BUNKER HILL, Ind. – A 76-year-old man has been stabbed to death while leading Boy Scouts on a hiking trip in northern Indiana, and a suspect who battered his mother and killed a dog at their home nearby is under arrest, police said.
The assistant scout leader, Arthur L. Anderson, had stopped to identify a tree on the Nickel Plate Trail in Bunker Hill Sunday afternoon when an attacker approached him from behind and stabbed him in the neck, Indiana State Police said in a statement. Witnesses told police the attack was unprovoked.
Anderson, of Kokomo, Ind., "was doing probably the most innocent thing he could do, leading a group of Boy Scouts," Indiana State Police Sgt. Tony Slocum said. "He was in the wrong place at the wrong time."
Officers later arrested Shane C. Golitko, 22, of Bunker Hill, after he ignored a state trooper's attempted traffic stop and led police on an eight-mile chase, the Indiana State Police said in a statement.
Police are holding Golitko without bond on a murder charge and two felony counts of battery at the Miami County Jail. He is due in Miami Circuit Court on Thursday morning.
Slocum said another adult on the hike shielded the two boys, aged 11 and 12, from the horror of the attack, then called 911. Anderson died at the scene despite the efforts of a nearby resident who performed first aid and emergency medical personnel who responded to the 911 call.
Police said Anderson had been involved in scouting for 50 years.
"It was a senseless act," Indiana State Police Detective Tony Frawley said of the attack.
A minute before the 911 call alerting authorities that Anderson had been stabbed, Golitko's mother Valerie Henson, called 911 to report that her son had assaulted her in a dispute at their home, about 150 yards south of the trail, state police said.
Henson told police that after she fled to a neighbor's house, her son walked to the trail where Anderson was later stabbed. She said her son later returned home, smashed up some of their belongings and stabbed the family's two dogs, a boxer and a pit bull. The boxer died.
Henson was treated for a broken arm. Slocum did not say what sparked the attack, nor what prompted the altercation between Henson and Golitko.
Miami County Prosecutor Bruce Embrey said Golitko had been arrested once before for possession of marijuana and went through a diversion program in which the charge was reduced to a misdemeanor.. Slocum said there was no indication that drugs or alcohol were involved in Sunday's attack.

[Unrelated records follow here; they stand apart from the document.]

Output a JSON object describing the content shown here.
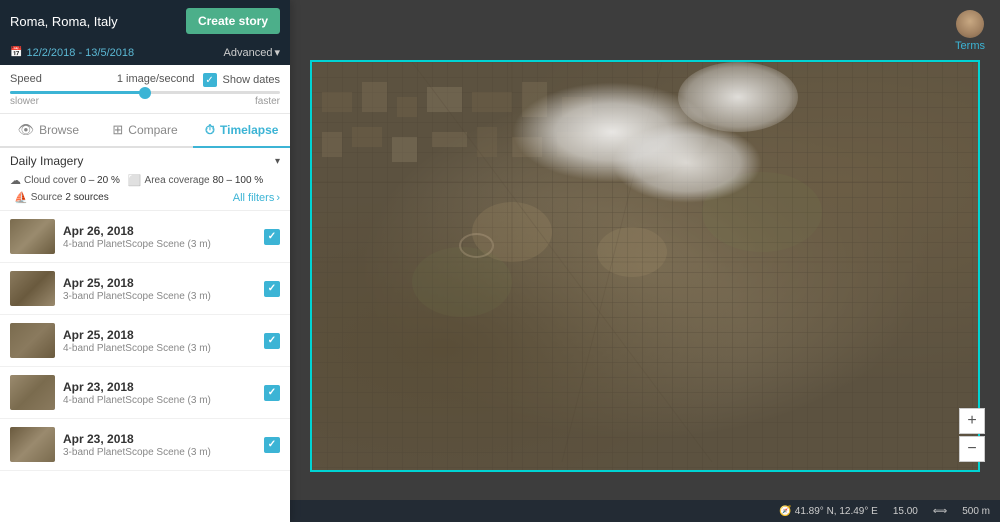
{
  "header": {
    "location": "Roma, Roma, Italy",
    "create_story_label": "Create story",
    "date_range": "12/2/2018 - 13/5/2018",
    "advanced_label": "Advanced"
  },
  "speed": {
    "label": "Speed",
    "value": "1 image/second",
    "slower_label": "slower",
    "faster_label": "faster",
    "show_dates_label": "Show dates"
  },
  "tabs": [
    {
      "id": "browse",
      "label": "Browse",
      "icon": "👁"
    },
    {
      "id": "compare",
      "label": "Compare",
      "icon": "⊞"
    },
    {
      "id": "timelapse",
      "label": "Timelapse",
      "icon": "⏱",
      "active": true
    }
  ],
  "filters": {
    "imagery_type": "Daily Imagery",
    "cloud_cover_label": "Cloud cover",
    "cloud_cover_value": "0 – 20 %",
    "area_coverage_label": "Area coverage",
    "area_coverage_value": "80 – 100 %",
    "source_label": "Source",
    "source_value": "2 sources",
    "all_filters_label": "All filters"
  },
  "image_list": [
    {
      "date": "Apr 26, 2018",
      "desc": "4-band PlanetScope Scene (3 m)",
      "checked": true
    },
    {
      "date": "Apr 25, 2018",
      "desc": "3-band PlanetScope Scene (3 m)",
      "checked": true
    },
    {
      "date": "Apr 25, 2018",
      "desc": "4-band PlanetScope Scene (3 m)",
      "checked": true
    },
    {
      "date": "Apr 23, 2018",
      "desc": "4-band PlanetScope Scene (3 m)",
      "checked": true
    },
    {
      "date": "Apr 23, 2018",
      "desc": "3-band PlanetScope Scene (3 m)",
      "checked": true
    }
  ],
  "map": {
    "coordinates": "41.89° N, 12.49° E",
    "zoom": "15.00",
    "terms_label": "Terms"
  },
  "zoom_controls": {
    "zoom_in": "+",
    "zoom_out": "−"
  }
}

Nick Losekamp, a district executive for the Boy Scouts' Sagamore Council in Kokomo, said Anderson was the assistant scoutmaster for the troop at the Redeemer Lutheran Church.
Losekamp said he was a great leader, very much involved in mentoring the boys, training them to lead by example and motivate others.
"He was a nice guy," Losekamp said. "He was pretty much always there."